Son objectif est de corriger une lacune dans le système fiscal français, qui ne tient pas compte de l’évolution de l’inflation lorsqu’il s’agit de seuils fiscaux. Les députés argumentent que la non réévaluation de ces seuils entraîne une perte de pouvoir d’achat pour les contribuables, car les montants initialement fixés il y a des années sont souvent désuets. En revalorisant ces seuils sur la base de l’inflation constatée depuis leur entrée en vigueur, la proposition de loi cherche à maintenir un certain équilibre fiscal et à éviter des situations injustes pour les contribuables.
Il est important de noter que cette proposition de loi vise avant tout à ouvrir le débat sur la nécessité d’ajuster régulièrement les seuils fiscaux en fonction de l’évolution de l’inflation. Les députés LR défendent l’idée qu’une fiscalité juste et équilibrée doit prendre en compte les fluctuations économiques et inflationnistes pour éviter des effets de seuil qui pourraient pénaliser certains contribuables
Quelle « faisabilité » d’une telle proposition de loi ?

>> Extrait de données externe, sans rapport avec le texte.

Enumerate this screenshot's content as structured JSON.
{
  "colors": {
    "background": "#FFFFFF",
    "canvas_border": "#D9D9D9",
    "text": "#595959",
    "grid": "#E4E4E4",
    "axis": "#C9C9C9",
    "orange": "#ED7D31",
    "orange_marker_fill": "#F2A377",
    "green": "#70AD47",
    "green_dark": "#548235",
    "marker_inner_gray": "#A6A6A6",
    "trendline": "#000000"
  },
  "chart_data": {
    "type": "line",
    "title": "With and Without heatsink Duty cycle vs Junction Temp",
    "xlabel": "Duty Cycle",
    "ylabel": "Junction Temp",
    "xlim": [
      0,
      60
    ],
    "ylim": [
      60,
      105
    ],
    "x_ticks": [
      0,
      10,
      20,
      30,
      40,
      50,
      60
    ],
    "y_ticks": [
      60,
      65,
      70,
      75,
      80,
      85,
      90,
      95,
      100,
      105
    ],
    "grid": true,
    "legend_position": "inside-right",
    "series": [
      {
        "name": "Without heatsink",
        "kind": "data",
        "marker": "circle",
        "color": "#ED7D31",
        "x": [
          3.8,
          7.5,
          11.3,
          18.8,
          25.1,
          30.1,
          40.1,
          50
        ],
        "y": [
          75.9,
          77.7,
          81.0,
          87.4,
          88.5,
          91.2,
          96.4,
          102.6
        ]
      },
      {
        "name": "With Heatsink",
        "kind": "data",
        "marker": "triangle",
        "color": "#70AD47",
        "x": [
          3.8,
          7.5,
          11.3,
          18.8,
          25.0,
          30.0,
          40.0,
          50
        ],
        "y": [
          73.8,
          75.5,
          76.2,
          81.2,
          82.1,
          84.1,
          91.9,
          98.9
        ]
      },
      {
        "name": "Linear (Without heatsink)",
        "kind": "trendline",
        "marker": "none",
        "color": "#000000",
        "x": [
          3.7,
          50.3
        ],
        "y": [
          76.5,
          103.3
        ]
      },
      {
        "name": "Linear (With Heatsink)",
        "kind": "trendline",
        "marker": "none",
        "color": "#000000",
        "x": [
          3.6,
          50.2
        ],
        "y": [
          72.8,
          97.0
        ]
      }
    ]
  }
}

Cependant, cette proposition de loi suscite également des interrogations quant à sa faisabilité et à ses implications financières pour l’État. En effet, si elle était adoptée, elle aurait un impact sur les recettes fiscales en réduisant le nombre de contribuables assujettis à certains impôts et en diminuant le montant des impôts qu’ils auraient à payer. Les députés LR estiment que cela entraînerait une perte de recettes fiscales entre 2 et 4 milliards d’euros par an pour l’État.
Pour compenser cette perte de recettes, les députés proposent une réduction des dépenses publiques, en particulier celles liées aux prestations sociales qui sont indexées sur l’inflation. Ils affirment que cette réduction des dépenses permettrait de maintenir l’équilibre budgétaire de l’État malgré la perte de recettes fiscales.
Des conséquences budgétaires contestées parce que sous-évaluées
Cependant, cette estimation des impacts financiers de la proposition de loi pourrait être contestée, car elle repose sur des hypothèses optimistes et ne prend pas en compte tous les effets indirects de la mesure. Par conséquent, la faisabilité réelle de cette proposition de loi et son impact sur le budget de l’État restent incertains.
Même si cette proposition de loi ne semble pas avoir une forte chance de connaître une suite législative positive en raison de ses implications budgétaires, elle met en lumière un aspect du système fiscal français qui mériterait certainement d’être examiné et ajusté pour plus de justice fiscale.
Conclusion
En résumé, la proposition de loi déposée par les députés LR et qui vise à revaloriser 17 seuils fiscaux en prenant en compte l’inflation afin de préserver le pouvoir d’achat des contribuables soulève des questions quant à sa faisabilité et à ses implications financières pour l’État si elle devait être votée, au risque de réduire les recettes fiscales de l’État, même si ces pertes seraient compensées (insuffisamment) par des réductions de dépenses publiques. La proposition de loi met en lumière l’importance de réévaluer régulièrement les seuils fiscaux pour maintenir un équilibre fiscal et éviter des situations injustes pour les contribuables, tout en rendant sa mise en œuvre concrète et son impact sur le budget de l’État très incertains.